According to Bank of America Global Research, Warner Music Group (NASDAQ:WMG) is a leading music entertainment company and owner of major record labels, including Atlantic Records, Warner Records, Elektra Records, and Parlophone Records. The company’s Recorded Music business is home to many of the world’s most popular and influential recording artists. Warner Chappell Music, WMG’s music publishing business, represents works by over 80,000 songwriters and composers with a collection of more than 1.4 million music compositions.

The New York-based $16.8 billion market cap Entertainment industry company within the Communication Services sector trades at a high 30.7 trailing 12-month GAAP price-to-earnings ratio and pays a market-level 2.0% dividend yield, according to The Wall Street Journal.

Recently, Warner produced a strong Q4 earnings beat, according to Seeking Alpha, and shares jumped 14% while reporting double-digit growth in margins. Following the better-than-expected quarterly results, BofA upgraded the stock, leading to another jump in the share price. While streaming-related companies are struggling amid so many platforms available via the direct-to-consumer method, this music producer appears to see few dings to growth.

Downside risks include FX headwinds (though a lower U.S. dollar from several weeks ago is a boon), subscription renewal challenges, and ongoing tensions in Ukraine.

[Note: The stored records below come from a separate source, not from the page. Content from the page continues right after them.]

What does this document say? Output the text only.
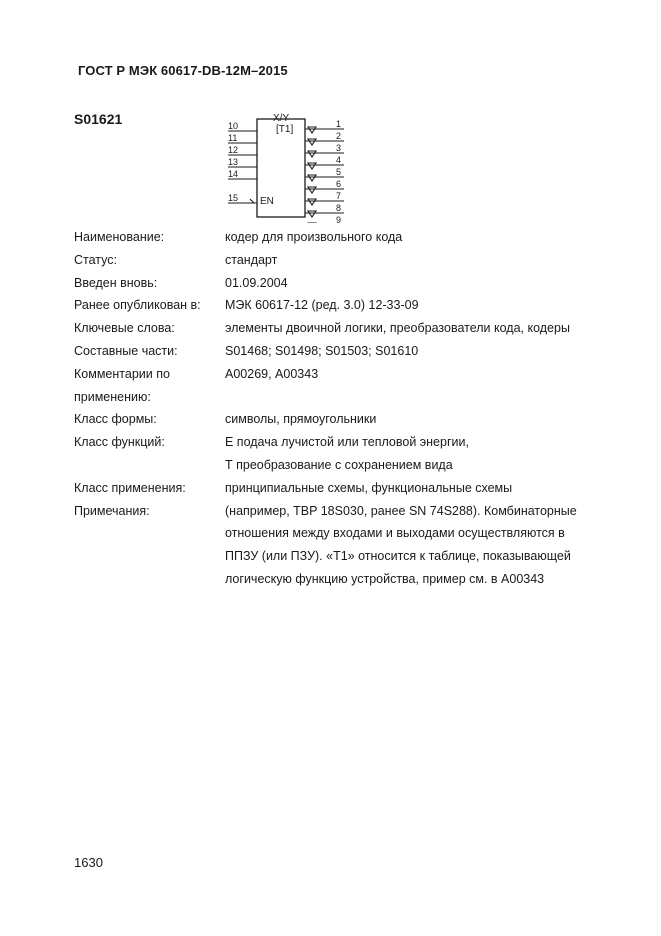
ГОСТ Р МЭК 60617-DB-12M–2015
S01621	X/Y
[T1]
EN
10
11
12
13
14
15
1
2
3
4
5
6
7
8
9
Наименование:	кодер для произвольного кода
Статус:	стандарт
Введен вновь:	01.09.2004
Ранее опубликован в:	МЭК 60617-12 (ред. 3.0) 12-33-09
Ключевые слова:	элементы двоичной логики, преобразователи кода, кодеры
Составные части:	S01468; S01498; S01503; S01610
Комментарии по
применению:
А00269, А00343
Класс формы:	символы, прямоугольники
Класс функций:	Е подача лучистой или тепловой энергии,
Т преобразование с сохранением вида
Класс применения:	принципиальные схемы, функциональные схемы
Примечания:	(например, TBP 18S030, ранее SN 74S288). Комбинаторные
отношения между входами и выходами осуществляются в
ППЗУ (или ПЗУ). «Т1» относится к таблице, показывающей
логическую функцию устройства, пример см. в А00343
1630
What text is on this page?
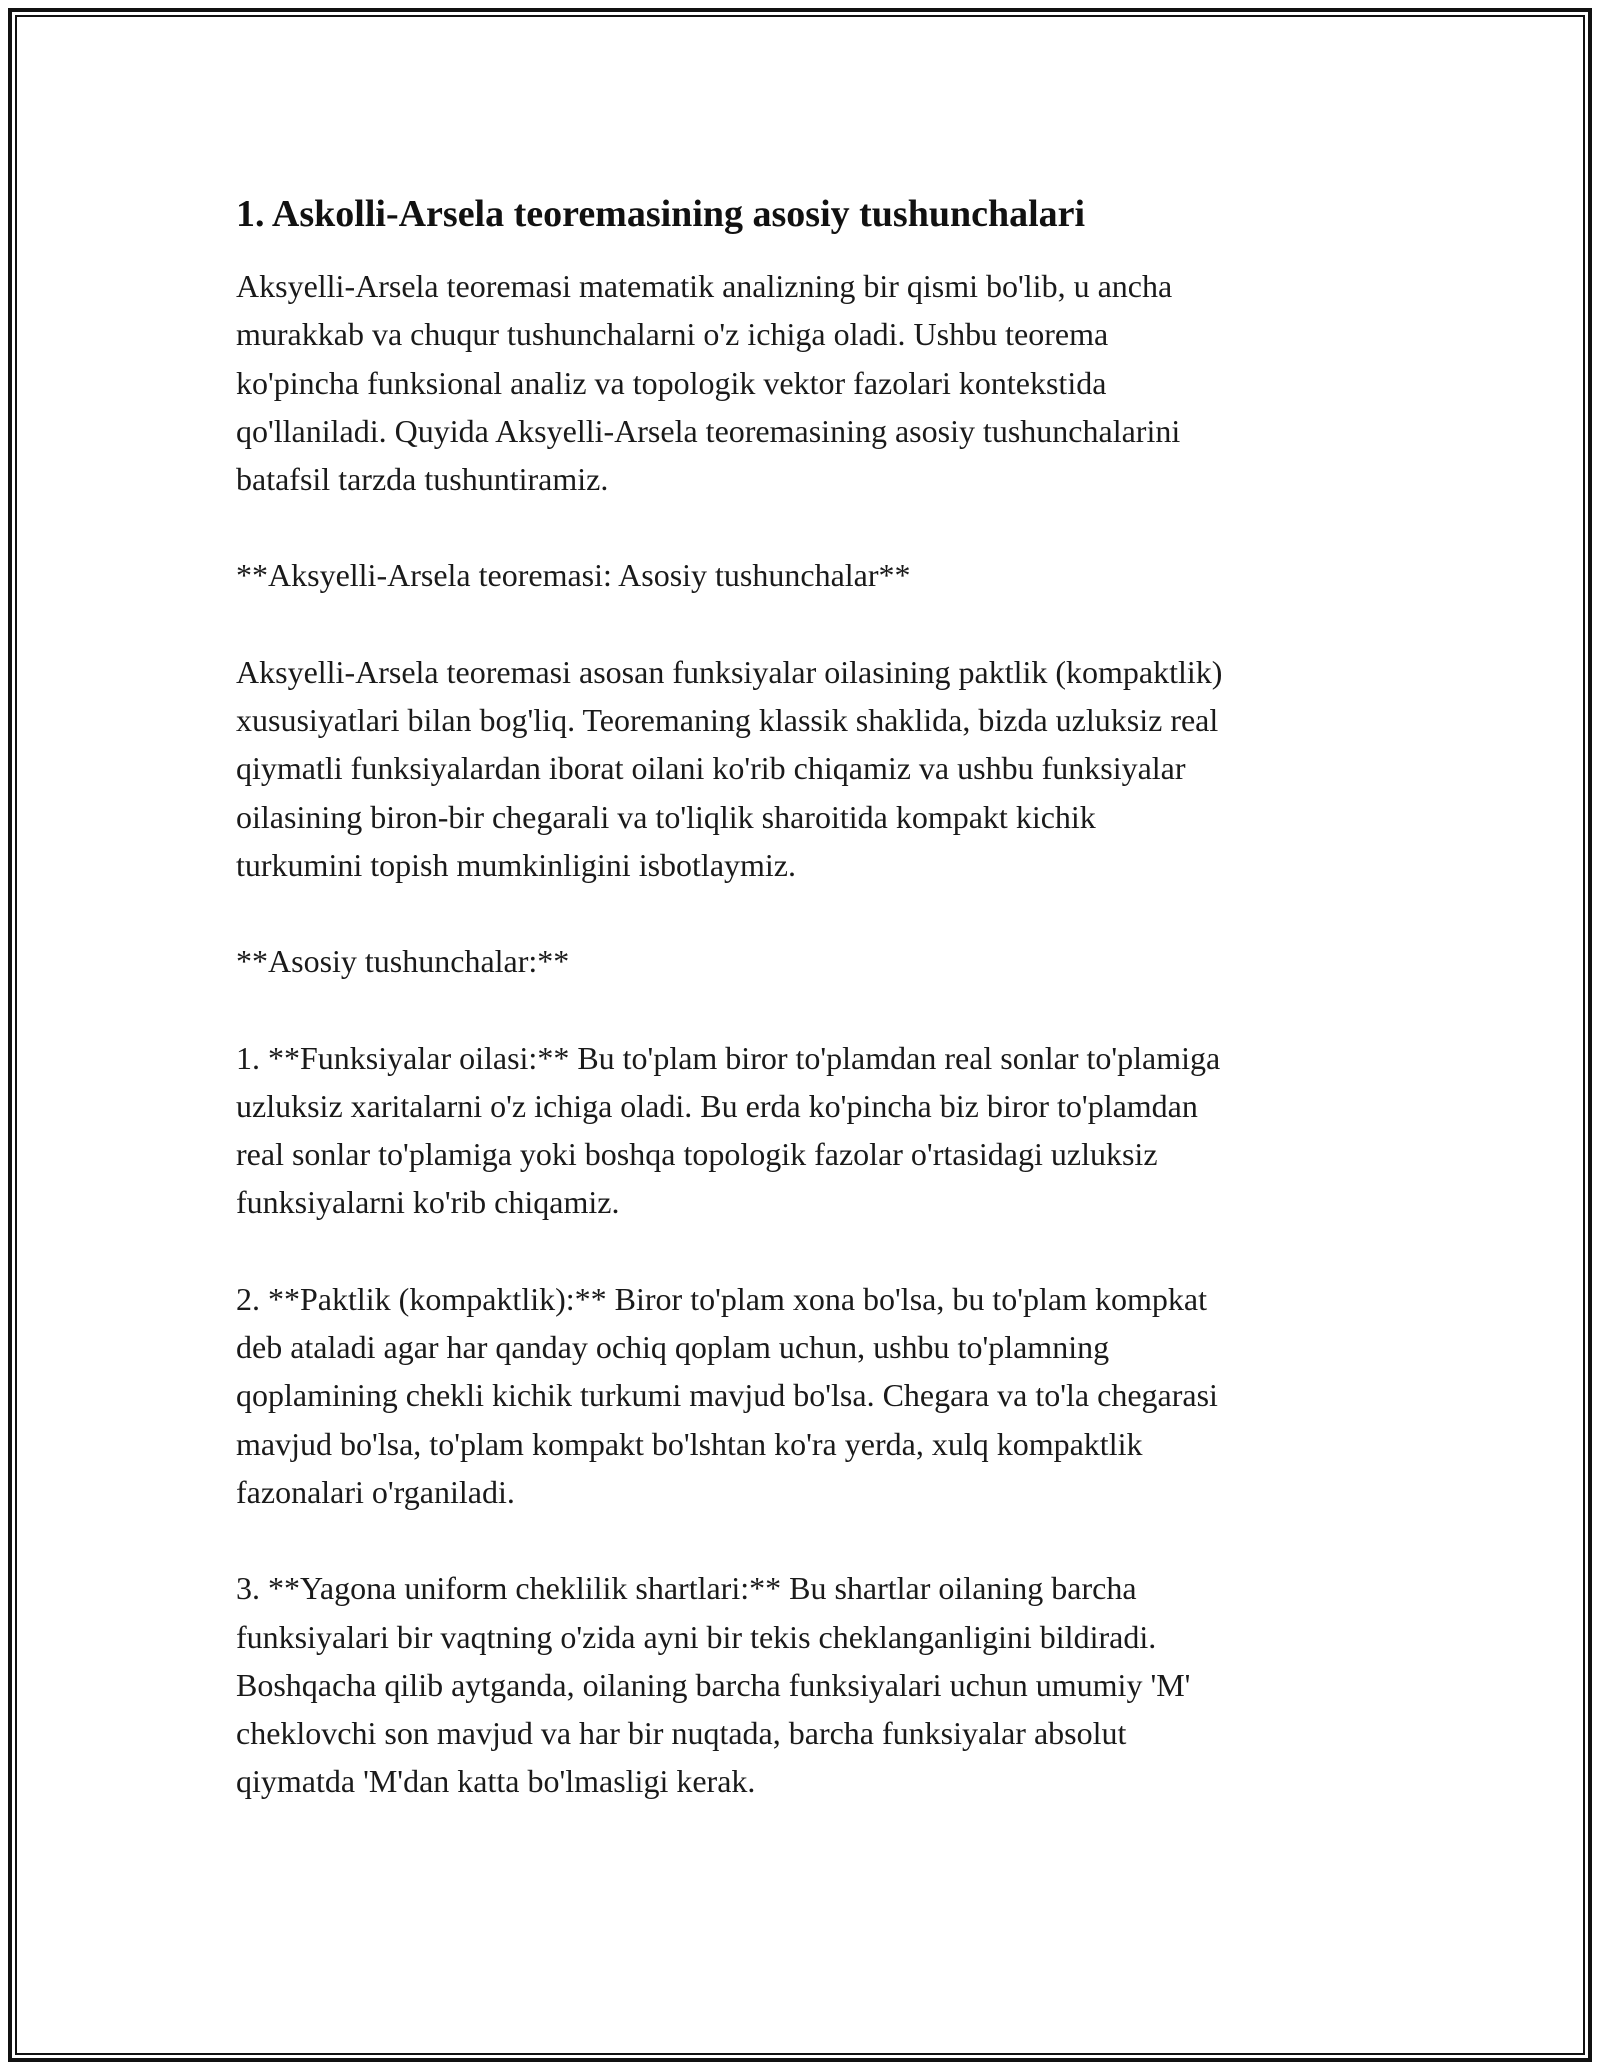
1. Askolli-Arsela teoremasining asosiy tushunchalari

Aksyelli-Arsela teoremasi matematik analizning bir qismi bo'lib, u ancha
murakkab va chuqur tushunchalarni o'z ichiga oladi. Ushbu teorema
ko'pincha funksional analiz va topologik vektor fazolari kontekstida
qo'llaniladi. Quyida Aksyelli-Arsela teoremasining asosiy tushunchalarini
batafsil tarzda tushuntiramiz.

**Aksyelli-Arsela teoremasi: Asosiy tushunchalar**

Aksyelli-Arsela teoremasi asosan funksiyalar oilasining paktlik (kompaktlik)
xususiyatlari bilan bog'liq. Teoremaning klassik shaklida, bizda uzluksiz real
qiymatli funksiyalardan iborat oilani ko'rib chiqamiz va ushbu funksiyalar
oilasining biron-bir chegarali va to'liqlik sharoitida kompakt kichik
turkumini topish mumkinligini isbotlaymiz.

**Asosiy tushunchalar:**

1. **Funksiyalar oilasi:** Bu to'plam biror to'plamdan real sonlar to'plamiga
uzluksiz xaritalarni o'z ichiga oladi. Bu erda ko'pincha biz biror to'plamdan
real sonlar to'plamiga yoki boshqa topologik fazolar o'rtasidagi uzluksiz
funksiyalarni ko'rib chiqamiz.

2. **Paktlik (kompaktlik):** Biror to'plam xona bo'lsa, bu to'plam kompkat
deb ataladi agar har qanday ochiq qoplam uchun, ushbu to'plamning
qoplamining chekli kichik turkumi mavjud bo'lsa. Chegara va to'la chegarasi
mavjud bo'lsa, to'plam kompakt bo'lshtan ko'ra yerda, xulq kompaktlik
fazonalari o'rganiladi.

3. **Yagona uniform cheklilik shartlari:** Bu shartlar oilaning barcha
funksiyalari bir vaqtning o'zida ayni bir tekis cheklanganligini bildiradi.
Boshqacha qilib aytganda, oilaning barcha funksiyalari uchun umumiy 'M'
cheklovchi son mavjud va har bir nuqtada, barcha funksiyalar absolut
qiymatda 'M'dan katta bo'lmasligi kerak.
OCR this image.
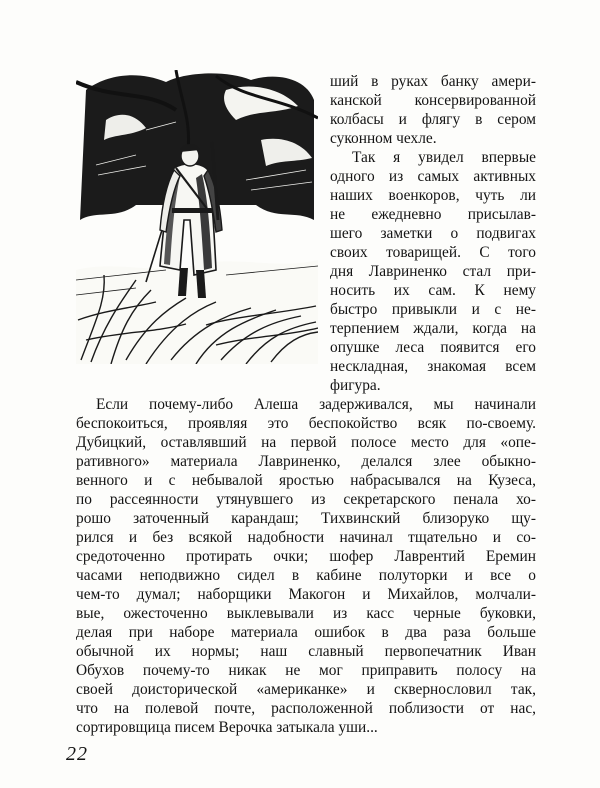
ший в руках банку амери-
канской консервированной
колбасы и флягу в сером
суконном чехле.
Так я увидел впервые
одного из самых активных
наших военкоров, чуть ли
не ежедневно присылав-
шего заметки о подвигах
своих товарищей. С того
дня Лавриненко стал при-
носить их сам. К нему
быстро привыкли и с не-
терпением ждали, когда на
опушке леса появится его
нескладная, знакомая всем
фигура.
Если почему-либо Алеша задерживался, мы начинали
беспокоиться, проявляя это беспокойство всяк по-своему.
Дубицкий, оставлявший на первой полосе место для «опе-
ративного» материала Лавриненко, делался злее обыкно-
венного и с небывалой яростью набрасывался на Кузеса,
по рассеянности утянувшего из секретарского пенала хо-
рошо заточенный карандаш; Тихвинский близоруко щу-
рился и без всякой надобности начинал тщательно и со-
средоточенно протирать очки; шофер Лаврентий Еремин
часами неподвижно сидел в кабине полуторки и все о
чем-то думал; наборщики Макогон и Михайлов, молчали-
вые, ожесточенно выклевывали из касс черные буковки,
делая при наборе материала ошибок в два раза больше
обычной их нормы; наш славный первопечатник Иван
Обухов почему-то никак не мог приправить полосу на
своей доисторической «американке» и сквернословил так,
что на полевой почте, расположенной поблизости от нас,
сортировщица писем Верочка затыкала уши...
22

More importantly, WGM could lose market share to bigger players like Sony and Universal.

On valuation, analysts at BofA see earnings falling slightly next year after a stellar 2022. Per-share profits are then expected to rise at a solid clip in 2024 and 2025. The Bloomberg consensus forecast is not quite as optimistic as BofA’s outlook, but it too shows a return to growth after next year. Dividends, meanwhile, should continue to increase.

Still, both the operating and GAAP P/Es look to remain high in the coming quarters and the EV/EBITDA multiple, which is key for many media & entertainment companies, is not a screaming buy. The upshot is WMG is free cash flow positive. With a forward PEG ratio of just 1.21, according to Seeking Alpha, I think the high P/E is fine given the growth outlook.

Warner Music: Earnings, Valuation, Dividend Forecasts

Warner Music: Earnings, Valuation, Dividend Forecasts

BofA Global Research

Looking ahead, corporate event data provided by Wall Street Horizon show an unconfirmed Q1 2023 earnings date of Tuesday, February 7 BMO. Before that, there is a dividend payment date on the first of December. The calendar is light aside from those events.

Corporate Event Calendar

Corporate Event Calendar

Wall Street Horizon

The Technical Take

WMG is above its 200-day moving average for the first time since February after a series of upward thrusts on volume since late October. It appeared the downtrend was in full force when the stock notched fresh lows in mid-October at the start of earnings season. That now looks like a bullish false breakdown. WMG closed last week at fresh 7-month highs, and it could have eyes on the $38 to $39 area – the March/April peak.

Shares initially broke free from a downtrend resistance line in the summer, then held that trendline on the way down to the Q4 low. Along the way, a bearish false breakout took place in early August, and sellers swiftly took the stock lower by about 35% in about two months. I see support from high volume starting at $31, so shares set up for a favorable risk/reward here.

WMG: Shares Rally Above Resistance, Eyeing the High $30s

WMG: Shares Rally Above Resistance, Eyeing the High $30s

Stockcharts.com

The Bottom Line

Despite a debt burden and the threat of lower profits in the new year, I assert the valuation is reasonable given WMG’s longer-term growth outlook. Moreover, the technical picture looks much improved after a tough first three quarters of the year.